Before I finish, I want to make a note of some of my observations about the Maltese approach to energy conservation. I have seen some compact fluorescent bulbs but they are not as ubiquitous as they were in South Africa or Zambia. On the other hand, there is surprisingly little air conditioning for a place that can get as hot as Malta and with the peak heat typically occurring in August that lack seems a tad daunting. There are fans everywhere, though. On the other end of the temperature spectrum, as I learned from Diane last night,
individual rooms have space heaters rather than having central heating for the entire home or even relatively small flat such as mine. This makes sense as the climate rarely demands heating. (This is true of the older buildings in Valletta I don’t know about the new construction in Sliema and elsewhere.) All the electric outlets I saw have switches that shut the power to the outlet when it’s not in use. The same is true for large items that can be used on demand such as the water heater, so vampire power use appears to be quite minimal.
Finally, on to the trip home. It seems to me that 21st century travel rarely happens without complications – even minor ones. In this instance, the complications begin when the flight from Malta to London leaves almost 40 minutes late and predictably parks at Terminal 5 at Heathrow while my connecting flight is at Terminal 1. As a result, I have to catch a bus between terminals, pass through security, stop to get my boarding pass because the flight to Washington is on United and the flight to Heathrow was on Air Malta (United doesn’t fly in to or out of Valletta). Then, dragging my one and only bag, I have to haul my butt to a gate that will undoubtedly be (and was) almost as far from the ticket counter as it could be all the while thinking that since the first flight was late I had only an hour to get all of that done.
           So, what happens? When I arrive at the gate huffing and puffing, I discover that the flight to Dulles will be delayed by at least an hour thus turning the stress and rushing about of the last forty-five minutes into a useless expenditure of my energy. I went to a kiosk to see if I could grab a bite to eat but I had no British pounds and the premium the vendor wanted to accept euros was far more than I was willing to tack on to the already inflated airport price.

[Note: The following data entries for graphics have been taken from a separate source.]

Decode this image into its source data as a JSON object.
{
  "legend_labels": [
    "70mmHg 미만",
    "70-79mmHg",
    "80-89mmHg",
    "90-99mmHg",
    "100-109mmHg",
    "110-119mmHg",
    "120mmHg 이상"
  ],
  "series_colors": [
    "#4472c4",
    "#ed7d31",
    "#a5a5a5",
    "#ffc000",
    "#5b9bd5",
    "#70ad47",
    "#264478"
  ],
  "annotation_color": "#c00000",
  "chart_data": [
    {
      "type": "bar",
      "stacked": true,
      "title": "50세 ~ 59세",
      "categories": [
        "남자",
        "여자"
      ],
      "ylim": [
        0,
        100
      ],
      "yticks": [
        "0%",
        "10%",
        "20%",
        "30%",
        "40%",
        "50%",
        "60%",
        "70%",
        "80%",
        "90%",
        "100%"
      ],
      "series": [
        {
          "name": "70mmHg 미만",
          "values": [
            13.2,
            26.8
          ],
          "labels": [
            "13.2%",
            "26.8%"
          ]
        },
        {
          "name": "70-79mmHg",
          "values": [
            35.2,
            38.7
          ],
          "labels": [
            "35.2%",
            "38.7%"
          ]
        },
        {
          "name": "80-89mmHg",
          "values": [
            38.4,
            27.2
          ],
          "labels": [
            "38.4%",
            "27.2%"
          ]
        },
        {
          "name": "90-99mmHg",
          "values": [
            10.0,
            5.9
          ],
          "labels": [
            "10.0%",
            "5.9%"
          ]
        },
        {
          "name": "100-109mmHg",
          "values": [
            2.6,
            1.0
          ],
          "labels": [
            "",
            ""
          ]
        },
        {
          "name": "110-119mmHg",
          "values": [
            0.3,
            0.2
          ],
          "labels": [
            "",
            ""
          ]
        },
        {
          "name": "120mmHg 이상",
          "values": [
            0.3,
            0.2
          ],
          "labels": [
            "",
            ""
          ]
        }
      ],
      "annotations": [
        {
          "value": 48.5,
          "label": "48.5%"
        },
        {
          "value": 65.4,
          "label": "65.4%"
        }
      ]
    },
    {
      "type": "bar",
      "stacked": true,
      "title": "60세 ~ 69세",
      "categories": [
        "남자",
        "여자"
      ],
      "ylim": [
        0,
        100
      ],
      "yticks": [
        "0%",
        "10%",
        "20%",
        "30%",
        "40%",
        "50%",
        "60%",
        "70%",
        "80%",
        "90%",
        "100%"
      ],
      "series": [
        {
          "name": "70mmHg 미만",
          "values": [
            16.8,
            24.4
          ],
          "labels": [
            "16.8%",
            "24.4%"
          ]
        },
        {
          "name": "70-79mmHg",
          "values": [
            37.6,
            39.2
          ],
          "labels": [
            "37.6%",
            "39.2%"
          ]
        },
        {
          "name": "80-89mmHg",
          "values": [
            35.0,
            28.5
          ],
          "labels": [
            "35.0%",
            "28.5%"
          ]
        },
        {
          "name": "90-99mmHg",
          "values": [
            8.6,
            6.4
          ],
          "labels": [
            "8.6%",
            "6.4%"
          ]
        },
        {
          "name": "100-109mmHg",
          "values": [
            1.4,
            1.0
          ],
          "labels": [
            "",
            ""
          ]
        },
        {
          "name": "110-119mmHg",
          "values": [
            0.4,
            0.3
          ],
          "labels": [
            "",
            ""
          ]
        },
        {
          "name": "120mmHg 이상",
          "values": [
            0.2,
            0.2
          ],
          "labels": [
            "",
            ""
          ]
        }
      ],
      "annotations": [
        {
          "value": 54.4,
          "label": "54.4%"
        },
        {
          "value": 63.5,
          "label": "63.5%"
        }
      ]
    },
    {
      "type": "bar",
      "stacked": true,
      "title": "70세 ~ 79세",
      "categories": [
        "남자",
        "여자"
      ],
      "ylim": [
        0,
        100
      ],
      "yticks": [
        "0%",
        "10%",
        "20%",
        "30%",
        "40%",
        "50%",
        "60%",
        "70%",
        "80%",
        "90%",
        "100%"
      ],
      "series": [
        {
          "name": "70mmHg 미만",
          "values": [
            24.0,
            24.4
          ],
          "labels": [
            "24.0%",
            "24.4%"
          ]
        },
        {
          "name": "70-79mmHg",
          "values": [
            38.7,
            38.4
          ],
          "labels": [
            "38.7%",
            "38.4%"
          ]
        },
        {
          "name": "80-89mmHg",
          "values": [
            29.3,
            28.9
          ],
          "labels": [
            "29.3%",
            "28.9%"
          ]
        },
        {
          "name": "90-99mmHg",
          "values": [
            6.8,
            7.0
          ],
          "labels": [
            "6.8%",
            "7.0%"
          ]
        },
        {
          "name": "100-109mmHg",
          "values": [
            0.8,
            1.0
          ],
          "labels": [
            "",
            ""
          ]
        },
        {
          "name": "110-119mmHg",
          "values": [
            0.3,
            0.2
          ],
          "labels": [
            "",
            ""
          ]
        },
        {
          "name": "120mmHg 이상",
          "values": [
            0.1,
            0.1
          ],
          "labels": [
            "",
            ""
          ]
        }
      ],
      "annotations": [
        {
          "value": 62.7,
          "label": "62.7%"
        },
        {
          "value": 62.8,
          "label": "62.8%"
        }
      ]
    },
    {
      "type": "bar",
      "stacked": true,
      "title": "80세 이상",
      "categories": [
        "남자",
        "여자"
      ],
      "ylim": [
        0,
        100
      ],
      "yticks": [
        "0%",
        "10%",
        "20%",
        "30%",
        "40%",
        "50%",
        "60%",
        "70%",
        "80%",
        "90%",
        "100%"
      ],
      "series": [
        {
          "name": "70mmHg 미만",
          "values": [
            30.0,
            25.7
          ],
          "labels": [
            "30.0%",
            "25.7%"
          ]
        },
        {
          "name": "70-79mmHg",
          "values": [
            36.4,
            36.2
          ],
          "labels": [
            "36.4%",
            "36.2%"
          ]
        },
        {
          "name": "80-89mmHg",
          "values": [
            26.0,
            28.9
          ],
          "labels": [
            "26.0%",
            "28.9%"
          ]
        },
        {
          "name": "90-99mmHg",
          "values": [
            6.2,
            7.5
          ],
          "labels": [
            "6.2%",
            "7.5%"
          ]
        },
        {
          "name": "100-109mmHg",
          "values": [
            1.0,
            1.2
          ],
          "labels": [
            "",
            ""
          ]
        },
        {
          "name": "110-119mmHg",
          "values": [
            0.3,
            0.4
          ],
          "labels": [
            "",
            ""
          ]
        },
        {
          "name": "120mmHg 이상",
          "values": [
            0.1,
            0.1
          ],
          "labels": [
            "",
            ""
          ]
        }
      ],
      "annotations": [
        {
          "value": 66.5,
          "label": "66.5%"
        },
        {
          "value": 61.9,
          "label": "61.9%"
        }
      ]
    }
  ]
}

           Once we got under way, the flight back to the states was calm and uneventful. The aircraft, a Boeing 777, is the most comfortable plane I’ve ever flown. The seats are about 2 inches wider than the seats on the 747 I flew to Europe and I can’t even guess how much more leg room it has and when someone short like me notices leg room, you can be certain there’s plenty. We touched down at Dulles about 40 minutes late but I was able to breeze through immigration and customs and come home to a cat who seemed truly happy to see me.